Surrender. Never in modern warfare has more public and private emphasis been placed on coaxing the enemy into surrendering. President Bush, Secretary Rumsfeld, and Gen. Richard Myers, the chairman of the Joint Chiefs of Staff, have all made public appeals. There's a good reason, of course. The more Iraqis who surrender, the
less combat, the fewer civilian casualties, the fewer American military dead or wounded.

Search. As the fighting goes on, there's are searches going on all over Iraq. No, not just for Saddam and his inner circle. Special ops troops are combing the country, which is the size of California, for weapons of mass destruction. Finding them is important to bolstering the American case for attacking in the first place.

Embedding. The deployment of journalists in actual fighting units with live cameras is a first. And what a smart idea, both for journalism and for the military! The idea, by the way, came from Victoria Clarke, the Pentagon spokeswoman. It puts reporters in the field with the grunts, and the two are bound to bond. American soldiers have a great appeal, and perhaps journalists will learn how to cuss properly. In any case, it takes the emphasis off the military brass, whom reporters are sure to dislike and distrust.
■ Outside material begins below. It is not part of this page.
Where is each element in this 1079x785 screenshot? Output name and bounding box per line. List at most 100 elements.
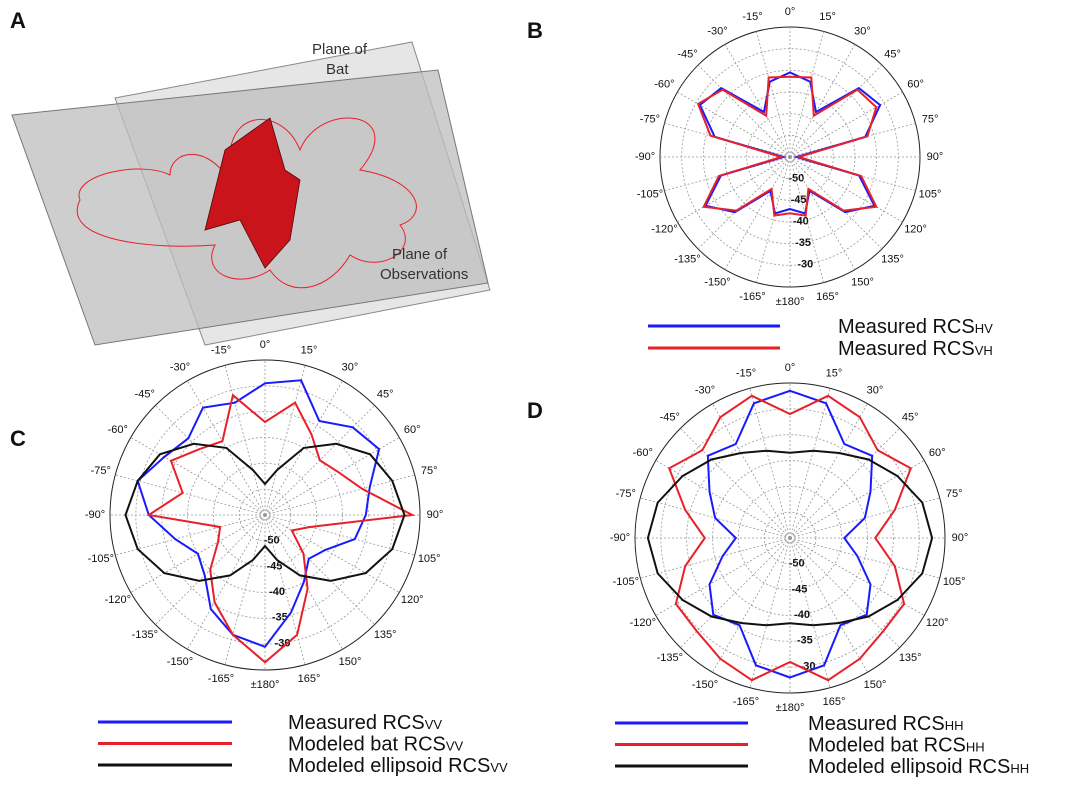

Ground troops first. The plan, the media thought, was either to have bombers clear the way for the troops or at least to have them bombing as tanks and infantry advanced. Not this time. Well before the heavy bombing began, the 3rd Infantry Division was streaking northward to Baghdad, its flanks uncovered. It was reminiscent of Gen. George Patton and his tanks racing across the north of France in 1944 after the breakout in Normandy. The surge across Iraq was very exciting, but not what was expected.

Talk first, then fight. This is part of the effort to achieve mass Iraqi surrenders. Weeks before the war, special ops troops entered Iraq and made contact with officials who might be convinced to defect or at least not fight. Then came the calls to the cell phones of the Iraqi officer class. In prior wars, such negotiations came after one side won. But in Gulf War II, American officials didn't wait.